東急リバブルとアサヒビールの事例に学ぶ スマートデバイスで営業改革を!ITmedia エンタープライズ ソリューションセミナー レポート(3/3 ページ)

» 2014年01月15日 11時30分 公開
[ITmediaエンタープライズ編集部,ITmedia]
前のページへ 1|2|3       

iPadで営業の「質」と「量」を高める!

 最後に行われた事例講演では、iPadを活用したアサヒビールの営業改革が紹介された。

 アサヒビールが営業部門の業務効率化を図るべく、スマートデバイス導入を決めたのは2010年末のこと。当時、ビール市場シェア争いが厳しく、同社では人員の効率化や事務所集約などが行われていた。そうした中、厳しい環境で競争に勝つためには営業の生産性向上が不可欠であり、そのための特別プロジェクトが発足。

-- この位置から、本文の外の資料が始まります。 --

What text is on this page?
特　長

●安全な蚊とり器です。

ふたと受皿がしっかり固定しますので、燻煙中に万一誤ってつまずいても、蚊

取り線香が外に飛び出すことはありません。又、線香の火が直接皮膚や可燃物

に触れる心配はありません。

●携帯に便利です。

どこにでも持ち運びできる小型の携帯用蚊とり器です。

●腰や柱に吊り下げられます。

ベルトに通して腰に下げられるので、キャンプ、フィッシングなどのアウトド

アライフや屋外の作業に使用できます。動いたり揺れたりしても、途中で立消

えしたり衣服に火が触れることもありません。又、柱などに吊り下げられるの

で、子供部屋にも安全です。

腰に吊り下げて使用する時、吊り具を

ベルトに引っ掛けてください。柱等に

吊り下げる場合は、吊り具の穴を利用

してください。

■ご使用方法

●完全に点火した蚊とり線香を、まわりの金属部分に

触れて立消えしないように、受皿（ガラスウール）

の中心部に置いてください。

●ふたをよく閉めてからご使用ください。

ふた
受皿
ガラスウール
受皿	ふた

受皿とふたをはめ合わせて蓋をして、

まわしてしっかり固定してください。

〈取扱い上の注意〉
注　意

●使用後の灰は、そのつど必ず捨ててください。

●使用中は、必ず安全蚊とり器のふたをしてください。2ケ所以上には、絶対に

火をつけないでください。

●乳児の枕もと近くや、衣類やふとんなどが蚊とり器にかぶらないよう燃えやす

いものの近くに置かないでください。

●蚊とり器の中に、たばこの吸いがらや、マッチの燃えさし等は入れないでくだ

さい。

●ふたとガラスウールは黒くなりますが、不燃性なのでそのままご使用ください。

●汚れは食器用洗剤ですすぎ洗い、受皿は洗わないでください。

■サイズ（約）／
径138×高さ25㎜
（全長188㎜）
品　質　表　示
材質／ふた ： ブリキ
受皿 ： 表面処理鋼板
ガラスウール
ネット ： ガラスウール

営業の質(提案力)と量(外勤・回訪時間)の向上を目指し、これらを効果的に実現できる環境の整備に取り組んだ。

アサヒプロマネジメント 業務システム部 担当課長の光延祐介氏 アサヒプロマネジメント 業務システム部 担当課長の光延祐介氏

 質の面では、カタログのデジタル化や動画によるプレゼンテーションのほか、外出先でも顧客データベースを参照して過去の営業活動履歴を確認できるようにすることで、提案力アップを狙った。一方、量の面では、移動時間や空き時間を効率的に活用して、営業活動の合間に途中帰社することをなくすように考えた。

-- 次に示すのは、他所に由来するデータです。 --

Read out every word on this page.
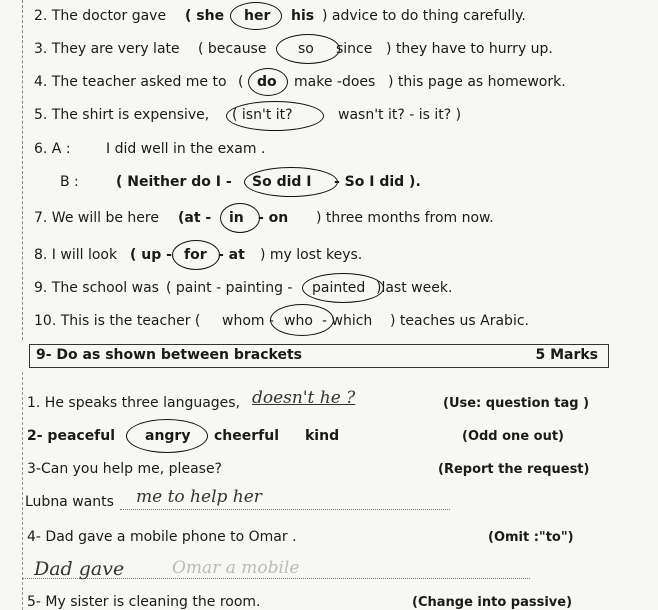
2. The doctor gave ( she her his ) advice to do thing carefully.
3. They are very late ( because so since ) they have to hurry up.
4. The teacher asked me to ( do make -does ) this page as homework.
5. The shirt is expensive, ( isn't it?	wasn't it? - is it? )
6. A :	I did well in the exam .
B :	( Neither do I - So did I - So I did ).
7. We will be here (at - in - on ) three months from now.
8. I will look ( up - for - at ) my lost keys.
9. The school was ( paint - painting - painted )last week.
10. This is the teacher ( whom - who - which ) teaches us Arabic.
9- Do as shown between brackets	5 Marks
1. He speaks three languages, doesn't he ?	(Use: question tag )
2- peaceful angry cheerful kind	(Odd one out)
3-Can you help me, please?	(Report the request)
Lubna wants me to help her
4- Dad gave a mobile phone to Omar .	(Omit :"to")
Dad gave	Omar a mobile
5- My sister is cleaning the room.	(Change into passive)
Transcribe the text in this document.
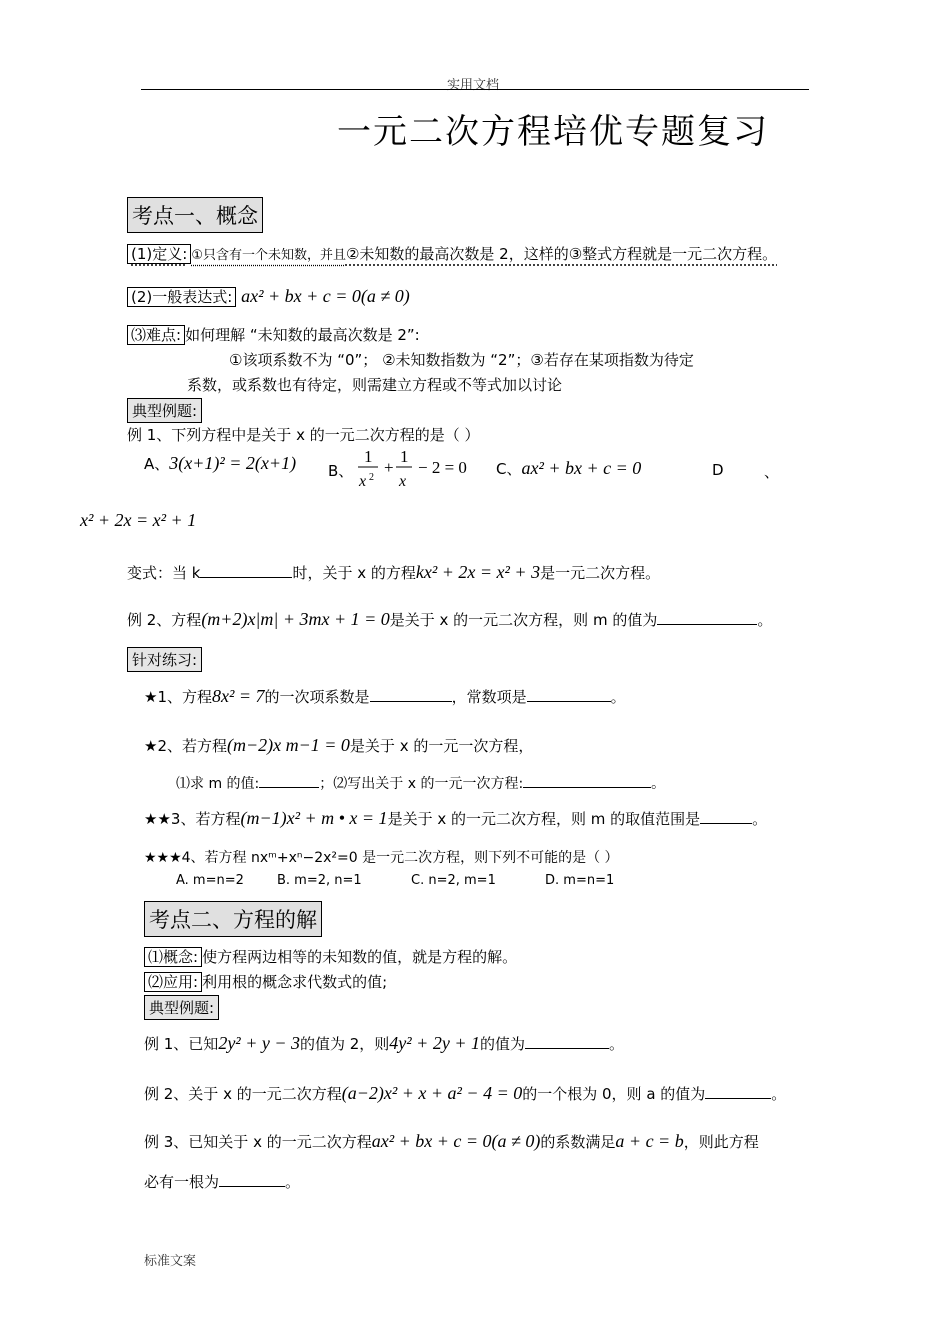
实用文档
一元二次方程培优专题复习
考点一、概念
(1)定义: ①只含有一个未知数，并且②未知数的最高次数是 2，这样的③整式方程就是一元二次方程。
(2)一般表达式: ax² + bx + c = 0(a ≠ 0)
⑶难点: 如何理解 “未知数的最高次数是 2”:
①该项系数不为 “0”； ②未知数指数为 “2”；③若存在某项指数为待定
系数，或系数也有待定，则需建立方程或不等式加以讨论
典型例题:
例 1、下列方程中是关于 x 的一元二次方程的是（ ）
A、3(x+1)² = 2(x+1) B、
1
x 2
+
1
x
− 2 = 0 C、ax² + bx + c = 0	D	、
x² + 2x = x² + 1
变式：当 k	时，关于 x 的方程kx² + 2x = x² + 3是一元二次方程。
例 2、方程(m+2)x|m| + 3mx + 1 = 0是关于 x 的一元二次方程，则 m 的值为	。
针对练习:
★1、方程8x² = 7的一次项系数是	，常数项是	。
★2、若方程(m−2)x m−1 = 0是关于 x 的一元一次方程，
⑴求 m 的值:	；⑵写出关于 x 的一元一次方程:	。
★★3、若方程(m−1)x² + m • x = 1是关于 x 的一元二次方程，则 m 的取值范围是	。
★★★4、若方程 nxᵐ+xⁿ−2x²=0 是一元二次方程，则下列不可能的是（ ）
A. m=n=2	B. m=2, n=1	C. n=2, m=1	D. m=n=1
考点二、方程的解
⑴概念: 使方程两边相等的未知数的值，就是方程的解。
⑵应用: 利用根的概念求代数式的值;
典型例题:
例 1、已知2y² + y − 3的值为 2，则4y² + 2y + 1的值为	。
例 2、关于 x 的一元二次方程(a−2)x² + x + a² − 4 = 0的一个根为 0，则 a 的值为	。
例 3、已知关于 x 的一元二次方程ax² + bx + c = 0(a ≠ 0)的系数满足a + c = b，则此方程
必有一根为	。
标准文案
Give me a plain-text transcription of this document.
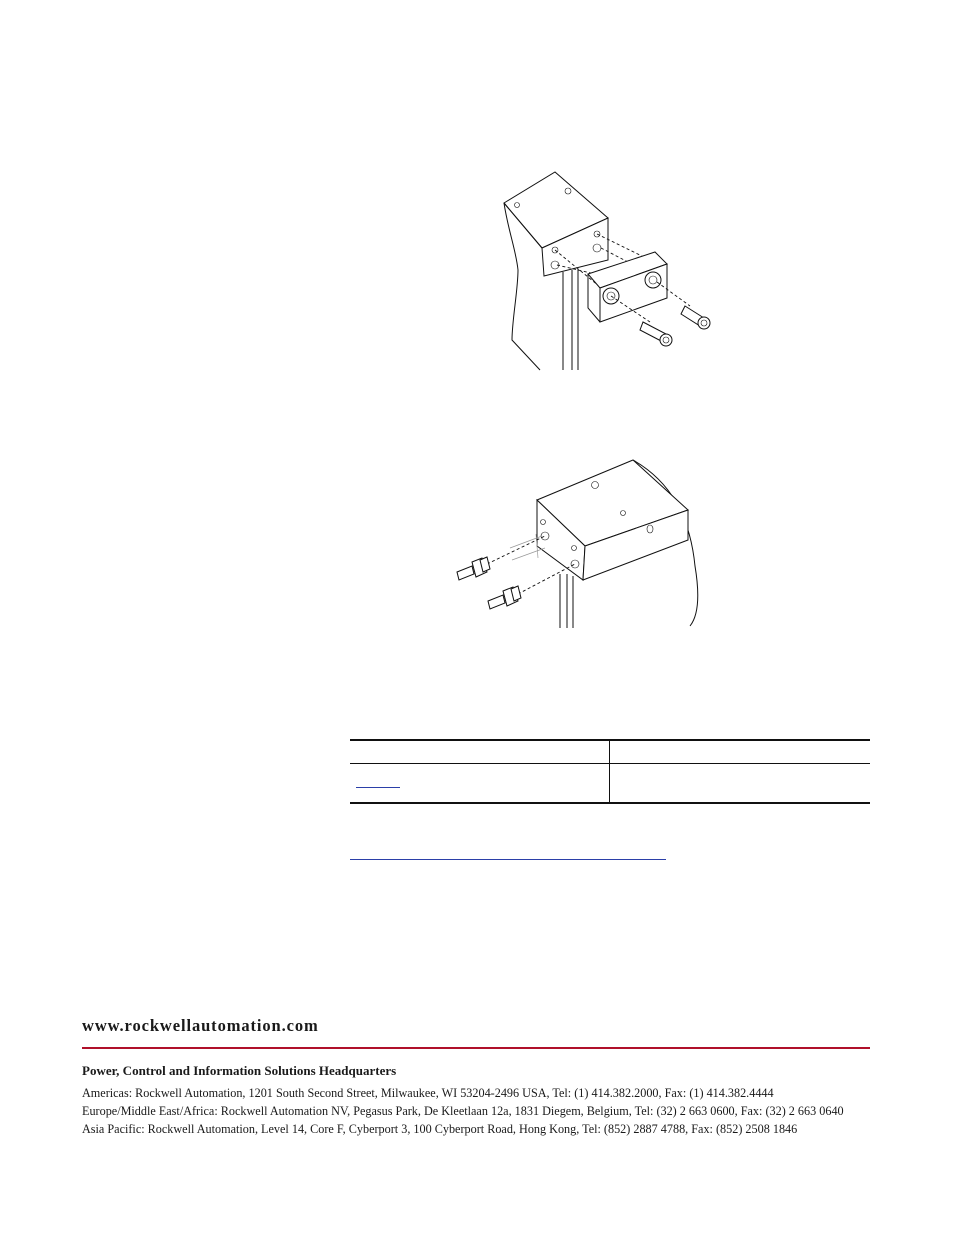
www.rockwellautomation.com
Power, Control and Information Solutions Headquarters
Americas: Rockwell Automation, 1201 South Second Street, Milwaukee, WI 53204-2496 USA, Tel: (1) 414.382.2000, Fax: (1) 414.382.4444
Europe/Middle East/Africa: Rockwell Automation NV, Pegasus Park, De Kleetlaan 12a, 1831 Diegem, Belgium, Tel: (32) 2 663 0600, Fax: (32) 2 663 0640
Asia Pacific: Rockwell Automation, Level 14, Core F, Cyberport 3, 100 Cyberport Road, Hong Kong, Tel: (852) 2887 4788, Fax: (852) 2508 1846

 これらを実現するためのツールとして選ばれたのがiPadだ。同プロジェクトを推進した、アサヒプロマネジメント 業務システム部 担当課長の光延祐介氏によると、以前から営業担当者には専用のモバイル端末を配布していたが、「重い」「使い勝手が悪い」などの理由であまり使われていなかったという。

 では、なぜiPadだったのか。その理由として、iOSのセキュリティおよび運用面やタブレットのサイズ感を挙げる。営業日誌を作成したり、プレゼンテーションに活用したりするのに、スマートフォンでは小さくて適さないという。

 iPad導入プロジェクトは、2011年初頭に第1フェーズがスタート。まずは本社の担当者2人がテストし、必要なツールや機能を議論した。2011年9月からは東京エリアで13人がパイロット展開し、その後、2012年4月からは100人に拡大させた。2012年9月には、名阪エリアの250人に対象を拡大し、現在は、神奈川、千葉、京都、福岡などに展開している。

 推進のポイントについて、光延氏は、(1)目的の明確化(2)スモールスタート(3)こだわりと割り切り(4)障壁への対応(5)変化への対応、を挙げる。「単にiPadを配るだけでは何も変わらない。主体的に活用してもらうために、関連部門をいかにプロジェクトの初期段階から巻き込んでいくかが大切。事前にボトルネックを解消する必要があった」と光延氏は話す。

 導入後の成果はどうか。iPadを配布している営業担当者にアンケート調査を行ったところ、半数がほぼ毎日業務で利用すると回答。さらに9割以上が商談に有効なツールであるとし、約8割が空き時間や移動時間に活用していると回答した。「社内稟議の承認や、顧客からの問い合わせなどにクイックに対応できるようになったという声が少なくなかった」と光延氏は述べる。

 最後に光延氏は、今後の展開として、量販部門への配布や、連携する業務システムにSFA(営業支援システム)やCRM(顧客情報管理システム)を加えること、iOSのバージョンアップに対応することなどを示して講演を締めくくった。